Upgrade to the InControl Touch Pro system, and the XF adopts a more advanced set of capabilities, with a 10.2-inch touchscreen, faster processing speeds, and an accompanying 12.3-inch instrument panel like the one found in the Range Rover. InControl Touch Pro offers pinch and zoom control for the touchscreen as well as a customizable home screen, gesture controls, and four skins—visual themes from "graphic" to "journey."
2016 Jaguar XF
It's supercharged V-6 for now, but soon the XF will offer fuel-sipping 4-cylinder models—both gas and turbodiesel.

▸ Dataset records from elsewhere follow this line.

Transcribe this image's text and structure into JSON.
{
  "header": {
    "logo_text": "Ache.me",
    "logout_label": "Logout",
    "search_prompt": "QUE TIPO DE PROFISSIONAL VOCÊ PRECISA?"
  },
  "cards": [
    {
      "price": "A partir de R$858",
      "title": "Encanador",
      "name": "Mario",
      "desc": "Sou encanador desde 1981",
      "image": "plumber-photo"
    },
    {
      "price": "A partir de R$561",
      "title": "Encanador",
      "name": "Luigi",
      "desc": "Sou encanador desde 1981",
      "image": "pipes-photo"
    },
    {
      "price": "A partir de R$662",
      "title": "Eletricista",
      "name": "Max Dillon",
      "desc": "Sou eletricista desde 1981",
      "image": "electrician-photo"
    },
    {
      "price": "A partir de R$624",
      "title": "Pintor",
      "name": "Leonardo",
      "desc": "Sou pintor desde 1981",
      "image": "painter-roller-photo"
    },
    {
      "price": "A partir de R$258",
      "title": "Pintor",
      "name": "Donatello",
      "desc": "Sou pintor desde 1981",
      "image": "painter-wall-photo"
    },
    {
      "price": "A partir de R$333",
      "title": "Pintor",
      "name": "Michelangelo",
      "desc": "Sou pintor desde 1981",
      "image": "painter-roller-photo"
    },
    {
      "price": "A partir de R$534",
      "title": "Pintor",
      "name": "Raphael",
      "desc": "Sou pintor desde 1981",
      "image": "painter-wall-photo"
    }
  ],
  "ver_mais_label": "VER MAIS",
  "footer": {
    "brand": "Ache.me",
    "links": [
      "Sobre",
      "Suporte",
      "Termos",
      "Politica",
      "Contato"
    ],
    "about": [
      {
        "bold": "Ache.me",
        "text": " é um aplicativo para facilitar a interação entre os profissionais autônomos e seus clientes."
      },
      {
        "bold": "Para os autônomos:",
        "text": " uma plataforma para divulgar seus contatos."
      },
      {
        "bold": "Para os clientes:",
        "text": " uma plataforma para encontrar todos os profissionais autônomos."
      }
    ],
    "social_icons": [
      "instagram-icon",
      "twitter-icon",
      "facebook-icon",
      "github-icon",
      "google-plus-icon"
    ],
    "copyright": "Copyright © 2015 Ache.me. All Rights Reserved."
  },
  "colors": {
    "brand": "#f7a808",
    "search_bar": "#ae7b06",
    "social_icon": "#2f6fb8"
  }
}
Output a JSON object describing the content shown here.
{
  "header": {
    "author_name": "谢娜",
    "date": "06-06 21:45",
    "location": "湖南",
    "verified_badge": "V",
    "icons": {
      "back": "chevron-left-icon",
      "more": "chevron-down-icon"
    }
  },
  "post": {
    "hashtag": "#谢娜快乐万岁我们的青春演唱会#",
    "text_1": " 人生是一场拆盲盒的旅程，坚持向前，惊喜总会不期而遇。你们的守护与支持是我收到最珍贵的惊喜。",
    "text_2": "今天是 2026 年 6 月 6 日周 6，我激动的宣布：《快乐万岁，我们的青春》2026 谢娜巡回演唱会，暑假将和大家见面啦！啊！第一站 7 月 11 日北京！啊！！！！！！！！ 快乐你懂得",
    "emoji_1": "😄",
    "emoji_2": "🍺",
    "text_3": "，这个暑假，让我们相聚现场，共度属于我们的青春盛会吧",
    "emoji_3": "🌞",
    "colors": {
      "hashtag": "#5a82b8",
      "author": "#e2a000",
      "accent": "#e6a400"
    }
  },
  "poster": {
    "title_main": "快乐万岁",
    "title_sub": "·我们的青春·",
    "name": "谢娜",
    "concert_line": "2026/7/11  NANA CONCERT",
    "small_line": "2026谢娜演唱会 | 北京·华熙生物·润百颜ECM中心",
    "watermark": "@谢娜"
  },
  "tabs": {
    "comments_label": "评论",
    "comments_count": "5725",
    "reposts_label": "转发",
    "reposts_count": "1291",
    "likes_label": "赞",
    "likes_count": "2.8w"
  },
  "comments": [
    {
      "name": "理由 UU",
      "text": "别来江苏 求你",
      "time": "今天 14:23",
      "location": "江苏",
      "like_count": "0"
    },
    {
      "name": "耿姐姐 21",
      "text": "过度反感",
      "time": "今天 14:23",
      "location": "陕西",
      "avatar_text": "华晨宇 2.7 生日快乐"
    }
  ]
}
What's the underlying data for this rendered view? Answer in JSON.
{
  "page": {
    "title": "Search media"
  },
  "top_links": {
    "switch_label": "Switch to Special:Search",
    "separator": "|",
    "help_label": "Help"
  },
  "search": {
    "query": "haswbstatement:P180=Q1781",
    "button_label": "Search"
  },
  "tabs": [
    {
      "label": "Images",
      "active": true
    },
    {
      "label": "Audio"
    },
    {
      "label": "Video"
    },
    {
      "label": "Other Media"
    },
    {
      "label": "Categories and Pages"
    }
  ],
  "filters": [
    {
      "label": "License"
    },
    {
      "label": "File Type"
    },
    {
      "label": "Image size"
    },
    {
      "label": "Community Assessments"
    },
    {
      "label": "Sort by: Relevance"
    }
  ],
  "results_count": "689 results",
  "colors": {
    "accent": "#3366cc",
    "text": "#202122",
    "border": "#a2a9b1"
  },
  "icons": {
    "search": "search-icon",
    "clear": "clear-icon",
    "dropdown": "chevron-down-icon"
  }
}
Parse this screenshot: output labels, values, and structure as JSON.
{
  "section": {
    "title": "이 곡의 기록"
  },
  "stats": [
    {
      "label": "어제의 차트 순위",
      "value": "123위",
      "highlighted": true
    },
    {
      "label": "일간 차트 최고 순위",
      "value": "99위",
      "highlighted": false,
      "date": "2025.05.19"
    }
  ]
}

For its initial months on sale, the Jaguar XF will come only with a choice between supercharged V-6 engines with two different power levels. They're so closely related, their fuel economy ratings are identical. At 20 mpg city, 30 highway, 24 combined, for rear-drive XF sedans, that's a nearly 9-percent improvement over comparable XF sedans from just a year ago. All-wheel drive models manage 20/28/23 mpg.
Two new 4-cylinder engines will become available in calendar-year 2016, and will boost fuel economy figures considerably. First to arrive in mid-2016 will be a turbodiesel 4-cylinder with 178 hp and 317 lb-ft of torque. Jaguar estimates those cars will reach 40 mpg on the highway. A gasoline-fed turbocharged inline-4 shows up after the diesel, but it's unclear what mileage it may return.
The turbodiesel engine will be available for a $1,500 premium on some trim levels. The turbocharged gas 4-cylinder will sport a base price "well under $50,000" when it goes on sale.